Cam’s expression softens, and I realize I’m white-knuckling the counter.
My voice softens. "And I did. In that moment, I loved it. I felt light—like something unlatched inside me. The silence of the library wasn’t empty; it was full. Full of possibility. Full of me. I remember smiling, not because something was funny, but because I felt... whole. I was not performing, not storing trivia for someone else’s agenda. I was just… just being Taralyn.”
I look up at Cam’s handsome face and smile. “That was happiness. Not loud or dramatic. Just quiet and complete."
My throat tightens. “That was also the moment I decided I needed to run away, though I didn’t bolt that day,” I admit.
“I was seventeen, not stupid. I finished my coursework, played the dutiful daughter. But sitting in that library, rain dripping through the gutters, I knew. I’d make it to twenty-one, the finish line I’d set for myself. Degree done, trust funds locked, no more excuses. Then I’d walk away on my own terms.”
I take a deep breath. “It was the first time I’d ever planned something just for me. And it didn’t feel like rebellion. It felt like finally choosing my own life.”
“So, to this day, the smell of books remind me of freedom—may be why I keep stacking them everywhere, a paper fortress against going back.”
Cam reaches across the counter, his fingers brushing mine.
"And now?" His voice is barely above a murmur.
"Now what?"
"Are you happy now?"
The question hangs between us, heavier than the espresso machine behind me. Because the answer is complicated and terrifying and—
My brain betrays me with a highlight reel. Cam on his back this morning, my knees braced on either side of him, his hands anchoring my waist like I was the only thing keeping him alive.The stretch, the slide, the guttural sound when I rolled my hips just right.
Heat rushes through me. The memory sharpens—mirrors flashing with morning light, his eyes rolling back, the husky groan that could’ve rattled the windows.
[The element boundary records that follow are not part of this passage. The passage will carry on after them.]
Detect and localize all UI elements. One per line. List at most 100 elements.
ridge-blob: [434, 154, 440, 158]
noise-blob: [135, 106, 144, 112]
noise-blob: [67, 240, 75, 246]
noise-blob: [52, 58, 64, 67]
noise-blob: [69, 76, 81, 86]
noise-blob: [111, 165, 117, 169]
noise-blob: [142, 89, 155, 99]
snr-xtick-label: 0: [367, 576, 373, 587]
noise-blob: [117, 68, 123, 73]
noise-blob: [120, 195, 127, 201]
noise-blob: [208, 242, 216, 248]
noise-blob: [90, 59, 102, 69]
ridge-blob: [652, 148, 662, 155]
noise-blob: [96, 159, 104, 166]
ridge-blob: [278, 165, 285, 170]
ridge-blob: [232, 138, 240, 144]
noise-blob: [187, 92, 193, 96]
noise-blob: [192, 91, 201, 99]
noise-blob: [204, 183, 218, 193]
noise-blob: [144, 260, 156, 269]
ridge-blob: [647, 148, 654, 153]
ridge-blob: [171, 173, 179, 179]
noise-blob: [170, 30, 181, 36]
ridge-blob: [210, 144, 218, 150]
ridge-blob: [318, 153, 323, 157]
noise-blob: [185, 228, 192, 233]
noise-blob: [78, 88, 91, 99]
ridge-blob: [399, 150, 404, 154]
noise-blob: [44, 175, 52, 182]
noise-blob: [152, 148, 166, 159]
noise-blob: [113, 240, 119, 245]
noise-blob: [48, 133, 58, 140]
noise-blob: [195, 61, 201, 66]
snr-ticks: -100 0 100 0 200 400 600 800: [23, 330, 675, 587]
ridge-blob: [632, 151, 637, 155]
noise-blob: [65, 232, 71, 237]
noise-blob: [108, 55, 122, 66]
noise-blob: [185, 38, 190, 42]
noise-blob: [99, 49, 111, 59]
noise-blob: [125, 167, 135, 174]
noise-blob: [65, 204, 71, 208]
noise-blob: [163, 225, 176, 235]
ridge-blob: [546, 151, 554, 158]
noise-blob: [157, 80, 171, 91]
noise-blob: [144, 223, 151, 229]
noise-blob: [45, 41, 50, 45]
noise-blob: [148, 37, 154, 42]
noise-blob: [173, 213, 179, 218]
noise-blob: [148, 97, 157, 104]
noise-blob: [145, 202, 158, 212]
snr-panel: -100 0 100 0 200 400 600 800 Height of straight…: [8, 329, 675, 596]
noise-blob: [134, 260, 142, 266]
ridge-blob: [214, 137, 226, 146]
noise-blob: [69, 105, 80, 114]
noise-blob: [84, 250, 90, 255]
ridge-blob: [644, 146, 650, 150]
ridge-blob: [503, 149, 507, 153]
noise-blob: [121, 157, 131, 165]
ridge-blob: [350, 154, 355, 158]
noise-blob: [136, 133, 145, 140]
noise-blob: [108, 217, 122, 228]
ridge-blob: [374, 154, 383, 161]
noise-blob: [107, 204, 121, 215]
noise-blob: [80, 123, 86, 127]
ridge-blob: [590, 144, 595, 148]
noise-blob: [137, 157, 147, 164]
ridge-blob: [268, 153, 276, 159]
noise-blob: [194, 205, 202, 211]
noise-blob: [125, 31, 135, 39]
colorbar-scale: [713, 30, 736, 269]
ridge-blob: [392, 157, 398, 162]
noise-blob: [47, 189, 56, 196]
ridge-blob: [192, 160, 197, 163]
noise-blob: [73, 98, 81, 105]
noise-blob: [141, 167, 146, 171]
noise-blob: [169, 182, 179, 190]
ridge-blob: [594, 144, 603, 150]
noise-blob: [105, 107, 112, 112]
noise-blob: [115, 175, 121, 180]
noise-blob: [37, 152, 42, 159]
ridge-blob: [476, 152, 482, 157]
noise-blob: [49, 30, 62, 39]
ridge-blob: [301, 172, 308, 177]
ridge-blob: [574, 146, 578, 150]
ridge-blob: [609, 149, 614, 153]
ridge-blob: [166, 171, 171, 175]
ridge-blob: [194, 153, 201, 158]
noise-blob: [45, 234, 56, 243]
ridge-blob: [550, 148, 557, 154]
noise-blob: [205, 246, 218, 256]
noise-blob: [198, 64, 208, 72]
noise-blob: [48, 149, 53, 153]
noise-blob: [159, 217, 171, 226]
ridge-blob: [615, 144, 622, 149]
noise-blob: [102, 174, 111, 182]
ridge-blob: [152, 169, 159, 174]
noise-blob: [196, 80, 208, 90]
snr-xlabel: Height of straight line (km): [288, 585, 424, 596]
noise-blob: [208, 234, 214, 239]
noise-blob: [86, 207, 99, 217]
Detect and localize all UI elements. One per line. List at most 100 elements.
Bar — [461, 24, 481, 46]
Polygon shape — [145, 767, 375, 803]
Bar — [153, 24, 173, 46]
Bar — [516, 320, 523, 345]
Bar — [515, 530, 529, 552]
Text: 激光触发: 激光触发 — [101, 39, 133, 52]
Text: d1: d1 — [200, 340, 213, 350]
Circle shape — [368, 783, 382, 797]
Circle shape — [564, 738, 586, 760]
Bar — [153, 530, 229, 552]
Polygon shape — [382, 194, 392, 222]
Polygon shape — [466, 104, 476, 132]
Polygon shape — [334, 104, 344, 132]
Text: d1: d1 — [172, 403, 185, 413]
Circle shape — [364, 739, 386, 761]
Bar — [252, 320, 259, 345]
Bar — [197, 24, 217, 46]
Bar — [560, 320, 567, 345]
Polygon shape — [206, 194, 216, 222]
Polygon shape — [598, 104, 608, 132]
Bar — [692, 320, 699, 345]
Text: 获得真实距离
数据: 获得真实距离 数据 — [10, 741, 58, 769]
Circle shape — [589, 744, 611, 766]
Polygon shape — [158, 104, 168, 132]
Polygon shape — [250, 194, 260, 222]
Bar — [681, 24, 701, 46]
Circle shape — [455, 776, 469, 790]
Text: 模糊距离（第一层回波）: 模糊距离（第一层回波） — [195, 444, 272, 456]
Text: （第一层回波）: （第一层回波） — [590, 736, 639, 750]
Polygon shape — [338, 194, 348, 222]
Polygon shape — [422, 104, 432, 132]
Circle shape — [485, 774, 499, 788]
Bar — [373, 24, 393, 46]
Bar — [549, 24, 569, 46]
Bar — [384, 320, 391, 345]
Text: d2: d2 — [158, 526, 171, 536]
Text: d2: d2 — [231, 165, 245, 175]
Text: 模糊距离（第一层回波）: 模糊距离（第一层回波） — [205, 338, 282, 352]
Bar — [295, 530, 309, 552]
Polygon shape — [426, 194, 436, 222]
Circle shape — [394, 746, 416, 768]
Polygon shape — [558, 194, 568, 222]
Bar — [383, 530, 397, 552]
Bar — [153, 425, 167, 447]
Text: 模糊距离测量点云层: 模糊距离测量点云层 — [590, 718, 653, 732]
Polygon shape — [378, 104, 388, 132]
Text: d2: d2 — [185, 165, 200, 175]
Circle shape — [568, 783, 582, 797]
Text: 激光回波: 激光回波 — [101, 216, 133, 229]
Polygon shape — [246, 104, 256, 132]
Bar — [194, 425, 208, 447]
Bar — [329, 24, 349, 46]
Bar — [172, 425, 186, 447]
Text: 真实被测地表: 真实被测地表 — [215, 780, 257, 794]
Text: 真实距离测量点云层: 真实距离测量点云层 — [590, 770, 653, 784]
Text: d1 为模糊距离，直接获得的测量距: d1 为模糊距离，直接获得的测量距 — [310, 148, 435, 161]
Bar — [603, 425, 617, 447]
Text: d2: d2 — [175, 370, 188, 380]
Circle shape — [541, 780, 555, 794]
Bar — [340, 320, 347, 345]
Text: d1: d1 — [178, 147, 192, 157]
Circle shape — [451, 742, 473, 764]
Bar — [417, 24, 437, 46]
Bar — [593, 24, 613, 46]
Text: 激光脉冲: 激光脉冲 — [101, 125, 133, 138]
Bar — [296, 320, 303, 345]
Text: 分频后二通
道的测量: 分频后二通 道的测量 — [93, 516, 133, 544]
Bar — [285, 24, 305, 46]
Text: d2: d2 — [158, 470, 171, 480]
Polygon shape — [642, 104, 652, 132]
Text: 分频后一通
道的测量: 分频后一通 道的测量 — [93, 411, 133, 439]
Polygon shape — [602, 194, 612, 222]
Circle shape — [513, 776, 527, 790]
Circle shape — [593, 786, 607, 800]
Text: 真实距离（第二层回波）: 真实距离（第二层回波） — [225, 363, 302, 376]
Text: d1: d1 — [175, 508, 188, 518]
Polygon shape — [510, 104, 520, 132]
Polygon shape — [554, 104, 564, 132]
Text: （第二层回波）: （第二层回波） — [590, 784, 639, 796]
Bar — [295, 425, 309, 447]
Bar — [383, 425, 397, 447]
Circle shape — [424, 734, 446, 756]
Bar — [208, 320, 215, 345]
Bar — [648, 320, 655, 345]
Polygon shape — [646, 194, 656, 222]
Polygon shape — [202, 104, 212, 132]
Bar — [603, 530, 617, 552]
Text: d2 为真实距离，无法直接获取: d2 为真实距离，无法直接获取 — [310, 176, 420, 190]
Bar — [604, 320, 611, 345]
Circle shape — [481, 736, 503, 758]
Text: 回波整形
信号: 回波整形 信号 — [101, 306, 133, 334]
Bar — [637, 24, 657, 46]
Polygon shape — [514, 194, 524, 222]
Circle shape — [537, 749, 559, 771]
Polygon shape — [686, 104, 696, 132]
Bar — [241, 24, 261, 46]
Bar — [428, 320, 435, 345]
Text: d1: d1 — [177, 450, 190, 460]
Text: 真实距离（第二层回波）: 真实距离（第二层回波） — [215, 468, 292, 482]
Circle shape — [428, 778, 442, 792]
And it hits me: happiness isn’t just Paris libraries and quiet solitude. It can be loud. Messy. Breathless. It can be sex in the morning with a man who looks at me like I’m salvation and sin wrapped together.
"Tara?"His voice cuts through the explicit replay."You okay?"
I blink, realizing I’ve been staring at him for way too long—probably looking like I want to climb him right here on the bistro counter.
Which, honestly, I do.
"Fine," I manage, but my voice comes out husky. "Just... remembering something."
His eyes darken, pupils dilating as he reads my expression. "Something good?"
"Something that's going to get us both in trouble if I keep thinking about it."
"I like trouble." He slides off the counter, moving closer with predatory grace. "Especially the kind that involves you making those sounds you made this morning."
I gulp. "Cam, we're at work."
"Mrs. Whitmore's in the back doing inventory. Tyler's doing his round." His hand finds my waist, thumb stroking just above my hip bone. "And I can see exactly what you're remembering."
"Can you now?"
"You're remembering how it felt when you were on top. How I filled you up completely. How I couldn't stop saying your name when you—"
"Supply closet. Now." The words tumble out before I can stop them.
His grin is wicked and triumphant. "Yes, ma'am."
He takes my hand, leading me through the kitchen toward the narrow supply closet tucked behind the walk-in cooler. It's barely big enough for two people, lined with shelves of napkins, cleaning supplies, and restaurant basics.
The moment the door clicks shut, he has me pressed against it, his mouth crashing down on mine. I kiss him back desperately, my hands fisting in his shirt.